GOLD PRICE NEWS - The gold price hovered near unchanged Wednesday morning, trading at $1,191 per ounce. The gold price has now declined $77, or 6.2%, over the past two weeks. The price of gold has fallen alongside the U.S. dollar, which has dropped 5.3% over the past five weeks as measured by the U.S. Dollar Index (DXY). The historical inverse relationship of the U.S. dollar to the gold price has broken down, leaving investors and traders scratching their heads trying to gauge the next move in gold and the currency markets.
The weak gold price has pressured the share prices of gold producers and explorers, many of which have seen 10%-plus sell-offs over the past ten trading sessions. The Philadelphia Gold and Silver Index (XAU), a basket of the worlds largest gold stocks, has now given up all of its year-to-date gains. The XAU is now 15% off its December 2009 high - despite the fact that the gold price is off a mere 2.9% over the same time frame.
In tandem with the gold price and the share prices of gold producers, the stock market is in the midst of a severe correction. The S&P 500 has declined 15.6% off its April 2010 high, leaving it down 7.8% this year. As investors see their 401Ks drop and scant improvement in the housing and jobs market, confidence is waning. Politicians, investment strategists, and economists are beginning to lobby for a renewed, more aggressive policy response. Calls for additional stimulus are becoming more boisterous the further the market declines. Deflation worries have escalated, sending down stocks, commodities, and pressuring the gold price.

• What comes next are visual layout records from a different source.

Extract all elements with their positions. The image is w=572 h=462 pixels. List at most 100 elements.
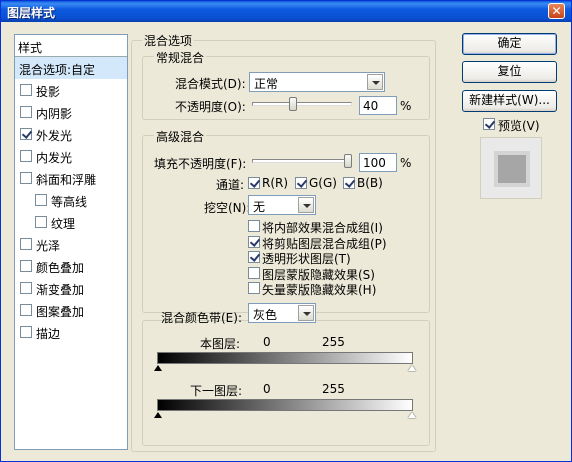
opacity-label: 不透明度(O): (175, 100, 246, 114)
new-style-button[interactable]: 新建样式(W)... (462, 90, 557, 112)
style-list-item-label: 内阴影 (36, 107, 73, 121)
blend-if-value: 灰色 (253, 308, 278, 322)
triangle-icon (154, 365, 162, 371)
style-list-item-label: 外发光 (36, 129, 73, 143)
title-bar[interactable]: 图层样式 ✕ (1, 1, 571, 22)
chevron-down-icon[interactable] (298, 197, 314, 213)
style-checkbox[interactable] (35, 216, 47, 228)
style-checkbox[interactable] (20, 326, 32, 338)
this-layer-max: 255 (322, 335, 345, 349)
style-list-item[interactable]: 渐变叠加 (15, 277, 127, 299)
underlying-layer-min: 0 (263, 382, 271, 396)
style-list-item-label: 渐变叠加 (36, 283, 85, 297)
this-layer-gradient (157, 352, 413, 364)
fill-opacity-percent: % (400, 156, 412, 170)
this-layer-white-handle[interactable] (408, 365, 417, 372)
triangle-icon (408, 412, 416, 418)
general-blending-title: 常规混合 (154, 49, 207, 66)
blend-if-select[interactable]: 灰色 (248, 303, 316, 323)
style-list-item-label: 颜色叠加 (36, 261, 85, 275)
close-icon[interactable]: ✕ (551, 4, 561, 18)
style-list-items: 混合选项:自定投影内阴影外发光内发光 斜面和浮雕等高线纹理光泽颜色叠加渐变叠加图案… (15, 57, 127, 343)
style-list-item-label: 纹理 (51, 217, 76, 231)
blend-mode-label: 混合模式(D): (175, 77, 246, 91)
underlying-layer-max: 255 (322, 382, 345, 396)
style-list-item[interactable]: 等高线 (15, 189, 127, 211)
channel-b-checkbox[interactable] (343, 177, 355, 189)
advanced-option-checkbox[interactable] (248, 267, 260, 279)
style-checkbox[interactable] (20, 150, 32, 162)
style-checkbox[interactable] (35, 194, 47, 206)
fill-opacity-label: 填充不透明度(F): (154, 157, 247, 171)
style-list-item[interactable]: 投影 (15, 79, 127, 101)
style-list-item[interactable]: 内阴影 (15, 101, 127, 123)
channel-r-checkbox[interactable] (248, 177, 260, 189)
style-list-item[interactable]: 光泽 (15, 233, 127, 255)
style-checkbox[interactable] (20, 282, 32, 294)
triangle-icon (154, 412, 162, 418)
style-list-item[interactable]: 描边 (15, 321, 127, 343)
fill-opacity-input[interactable]: 100 (359, 153, 397, 172)
opacity-value: 40 (363, 99, 379, 113)
style-list: 样式 混合选项:自定投影内阴影外发光内发光 斜面和浮雕等高线纹理光泽颜色叠加渐变叠… (14, 34, 128, 450)
blend-if-label: 混合颜色带(E): (161, 311, 242, 325)
advanced-option-checkbox[interactable] (248, 282, 260, 294)
knockout-select[interactable]: 无 (248, 195, 316, 215)
preview-swatch (494, 151, 530, 187)
fill-opacity-slider-thumb[interactable] (344, 154, 352, 168)
underlying-layer-gradient (157, 399, 413, 411)
style-checkbox[interactable] (20, 260, 32, 272)
blend-mode-select[interactable]: 正常 (249, 72, 385, 92)
style-list-item-label: 光泽 (36, 239, 61, 253)
underlying-layer-white-handle[interactable] (408, 412, 417, 419)
style-list-item[interactable]: 颜色叠加 (15, 255, 127, 277)
channels-label: 通道: (216, 178, 245, 192)
this-layer-black-handle[interactable] (154, 365, 163, 372)
style-checkbox[interactable] (20, 172, 32, 184)
triangle-icon (408, 365, 416, 371)
underlying-layer-black-handle[interactable] (154, 412, 163, 419)
style-list-item[interactable]: 纹理 (15, 211, 127, 233)
reset-button[interactable]: 复位 (462, 61, 557, 83)
style-checkbox[interactable] (20, 106, 32, 118)
style-list-item[interactable]: 图案叠加 (15, 299, 127, 321)
channel-g-checkbox[interactable] (295, 177, 307, 189)
blend-if-group (142, 320, 430, 446)
underlying-layer-label: 下一图层: (190, 384, 243, 398)
style-checkbox[interactable] (20, 128, 32, 140)
dialog-body: 样式 混合选项:自定投影内阴影外发光内发光 斜面和浮雕等高线纹理光泽颜色叠加渐变叠… (4, 22, 568, 459)
style-list-item[interactable]: 外发光 (15, 123, 127, 145)
chevron-down-icon[interactable] (298, 305, 314, 321)
preview-checkbox[interactable] (483, 118, 495, 130)
advanced-option-label: 将内部效果混合成组(I) (262, 221, 383, 235)
opacity-slider-track[interactable] (252, 102, 352, 106)
advanced-blending-title: 高级混合 (154, 128, 207, 145)
opacity-input[interactable]: 40 (359, 96, 397, 115)
advanced-option-checkbox[interactable] (248, 251, 260, 263)
layer-style-dialog: 图层样式 ✕ 样式 混合选项:自定投影内阴影外发光内发光 斜面和浮雕等高线纹理光泽… (0, 0, 572, 462)
style-checkbox[interactable] (20, 238, 32, 250)
ok-button[interactable]: 确定 (462, 33, 557, 55)
style-list-header[interactable]: 样式 (15, 35, 127, 57)
advanced-option-checkbox[interactable] (248, 236, 260, 248)
effect-preview-thumbnail (480, 137, 542, 199)
preview-label: 预览(V) (498, 119, 540, 133)
style-checkbox[interactable] (20, 304, 32, 316)
style-checkbox[interactable] (20, 84, 32, 96)
this-layer-min: 0 (263, 335, 271, 349)
advanced-option-checkbox[interactable] (248, 220, 260, 232)
style-list-item-label: 等高线 (51, 195, 88, 209)
this-layer-label: 本图层: (200, 337, 241, 351)
style-list-item-label: 混合选项:自定 (19, 63, 96, 77)
knockout-value: 无 (253, 200, 266, 214)
style-list-item[interactable]: 混合选项:自定 (15, 57, 127, 79)
window-title: 图层样式 (7, 6, 56, 20)
close-button[interactable]: ✕ (548, 3, 565, 19)
chevron-down-icon[interactable] (367, 74, 383, 90)
channel-r-label: R(R) (262, 176, 289, 190)
style-list-item[interactable]: 斜面和浮雕 (15, 167, 127, 189)
style-list-item[interactable]: 内发光 (15, 145, 127, 167)
fill-opacity-slider-track[interactable] (252, 159, 352, 163)
opacity-slider-thumb[interactable] (288, 97, 297, 111)
blend-mode-value: 正常 (254, 77, 279, 91)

Paul Krugman, Noble Prize-winning economist and New York Times journalist, is again pressing his case for more aggressive Keynesian deficit spending. Krugman said the U.S. should use everything we can to boost GDP and jobs in order to prevent a very long siege. He called for another round of quantitative easing, or money-printing, whereby the government creates dollars in order to purchase assets in the private market. These policy remedies have been one of the drivers of a higher gold price over the past eighteen months.
The long-term implications of such policies are likely ongoing currency debasement, a fact evident in the record highs posted in the gold price in terms of nearly every developed currency across the globe. Jim Rogers, co-founder with George Soros of the Quantum Fund, told Bloomberg that investors should sell bonds and buy commodities, including precious metals, such as gold and silver. The eccentric investor, who once travelled around the world on a motorcycle, has forecasted a $2,000 gold price, but did not elaborate on a time frame.
Rogers hesitated to recommend buying gold at this exact time, stating I do own gold but gold has been extremely strong of late Im not rushing out to buy gold. Rogers pressed his case for agricultural commodities, noting that Agricultural commodities are desperately cheap compared to 20, 30, 40 years ago. Not many things are 75% cheaper than 36 years ago, but thats true of sugar.